Ooo bir kahraman. Oooo bir yaratılış harikası. Şu an çılgınca aradığım nereye attığımı hatırlamaya çalıştığım ve bulamazsam uykunun haram yarının zehir olmasına neden olacak olan, ortodonti tedavisi görenlerin vazgeçilmezi.
öyle kokulusunu, renklisini almaya gerek yoktur. bildiğin elektrik söndüğünde kullandığın mumu sapla şarap şişesine. yak. bak nasıl romantik, güzel oluyor.

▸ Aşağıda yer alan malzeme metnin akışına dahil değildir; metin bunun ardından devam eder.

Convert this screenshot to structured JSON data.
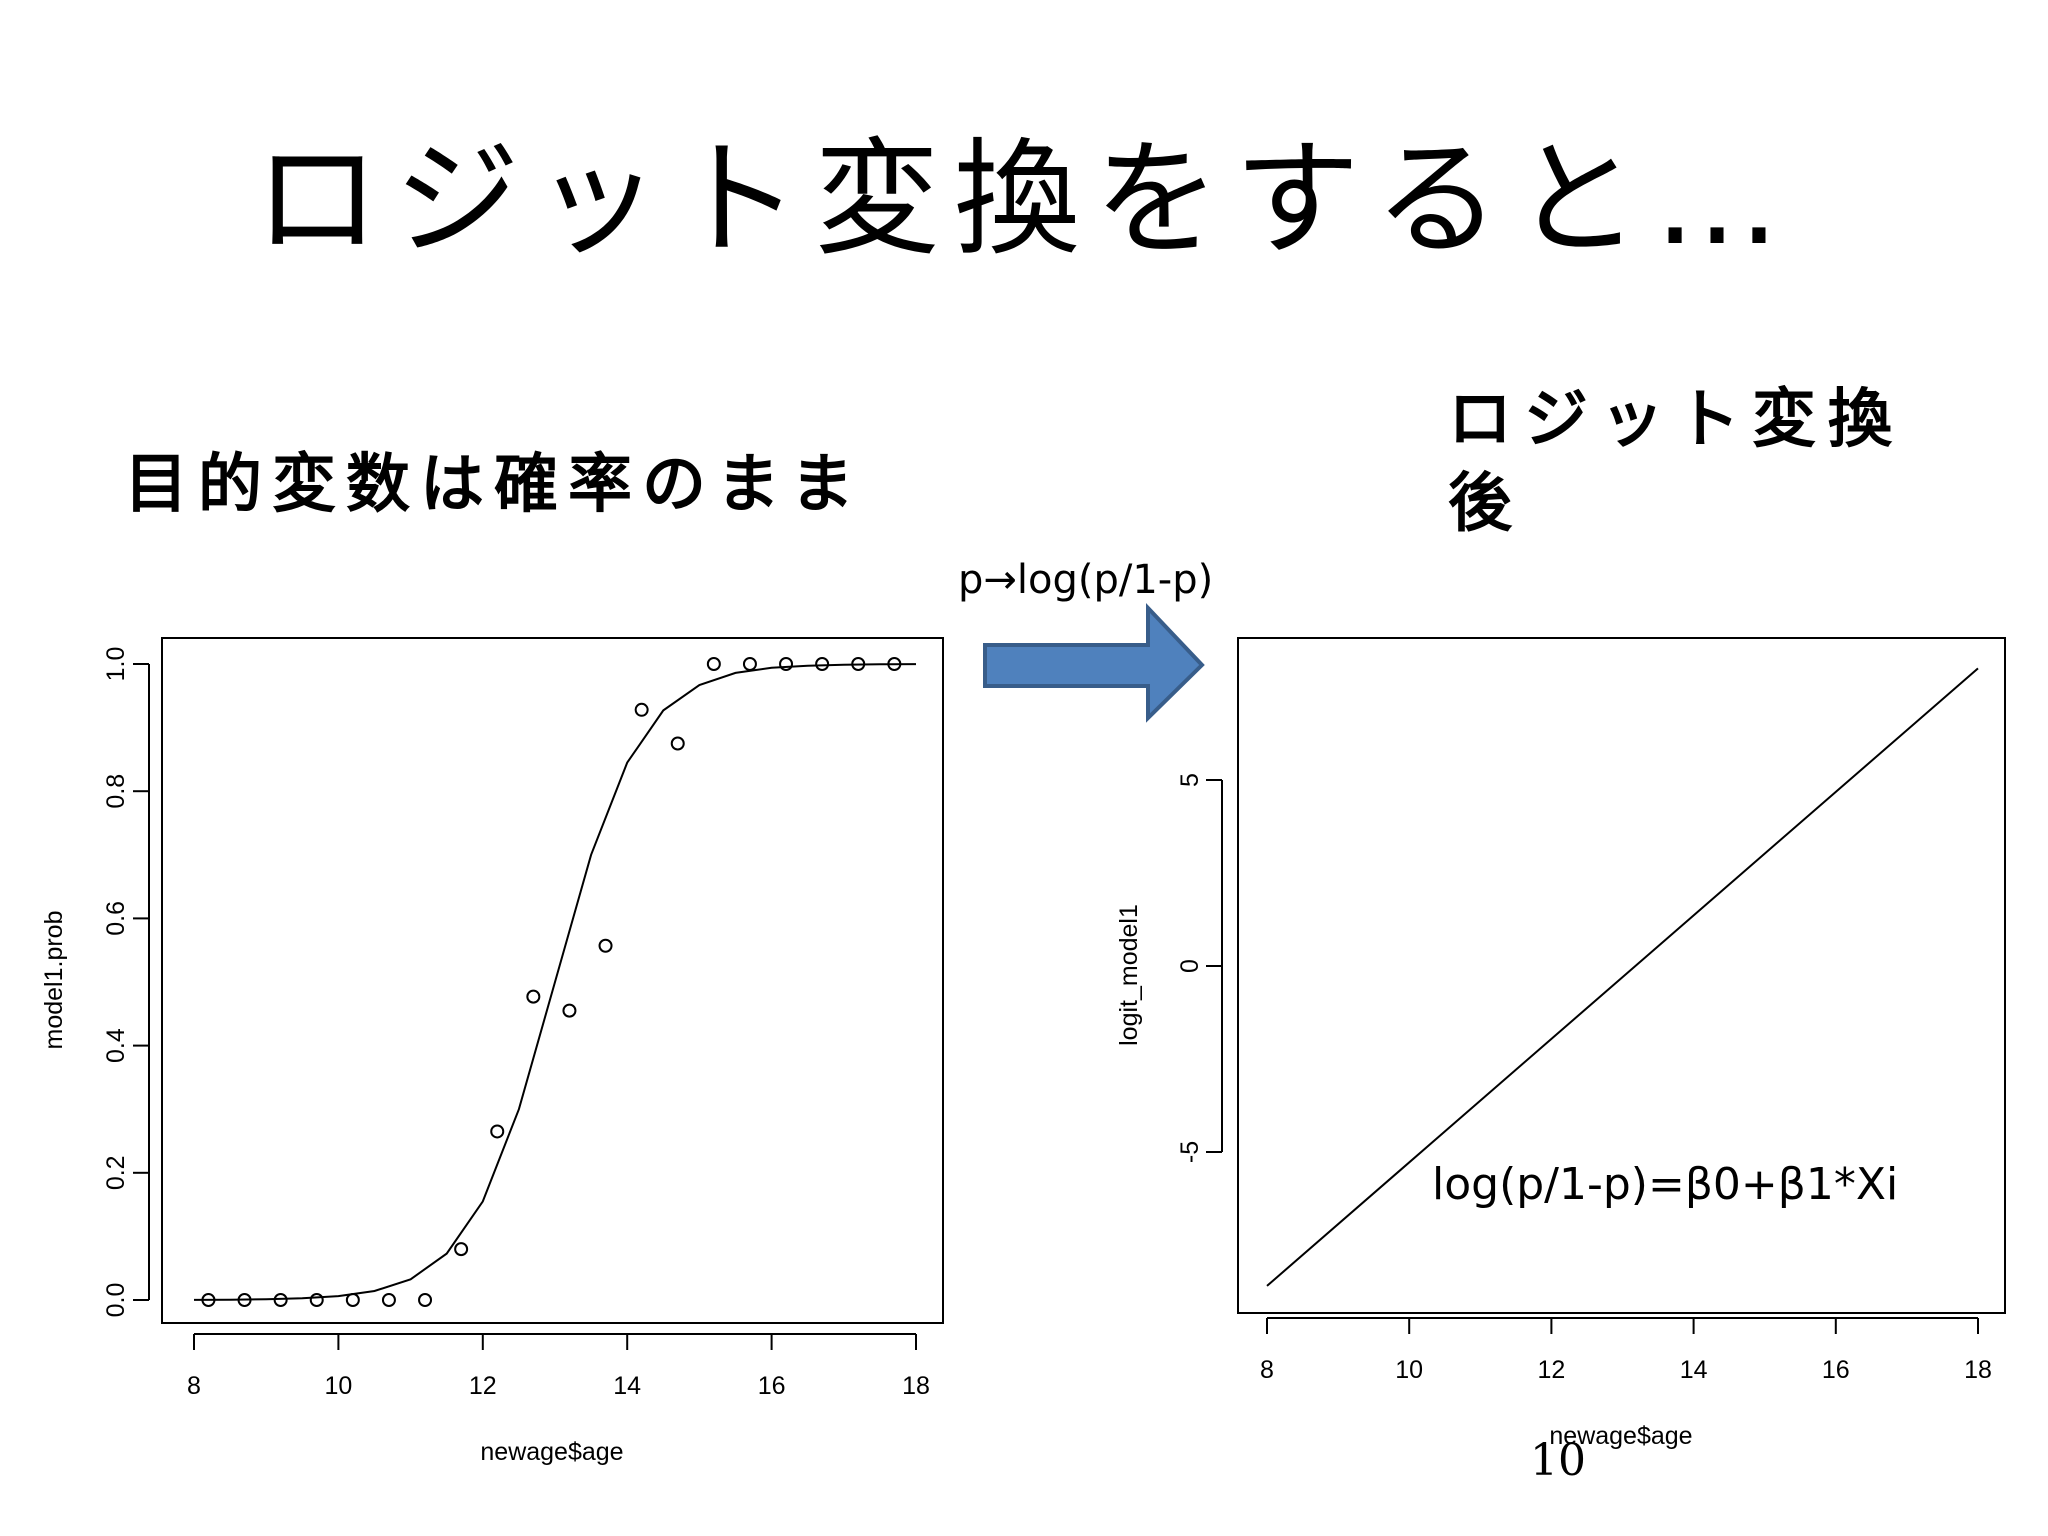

bülent ortaçgil'in bir şarkısı. şöyle bir giriş yapar;
"büyük ateşler çabuk farkedilir ve çabuk söndürülür. ama mum gibi önemsiz bi ateş üzerinde kimse durmaz bile yanar durur. elektrikler gelir söndürmeyi bile akıl edemessiniz. bu şarkıdaki mumda onun gibi bi mum içimizde yanan ve farkedilmeyen bişeyleri söylüyo"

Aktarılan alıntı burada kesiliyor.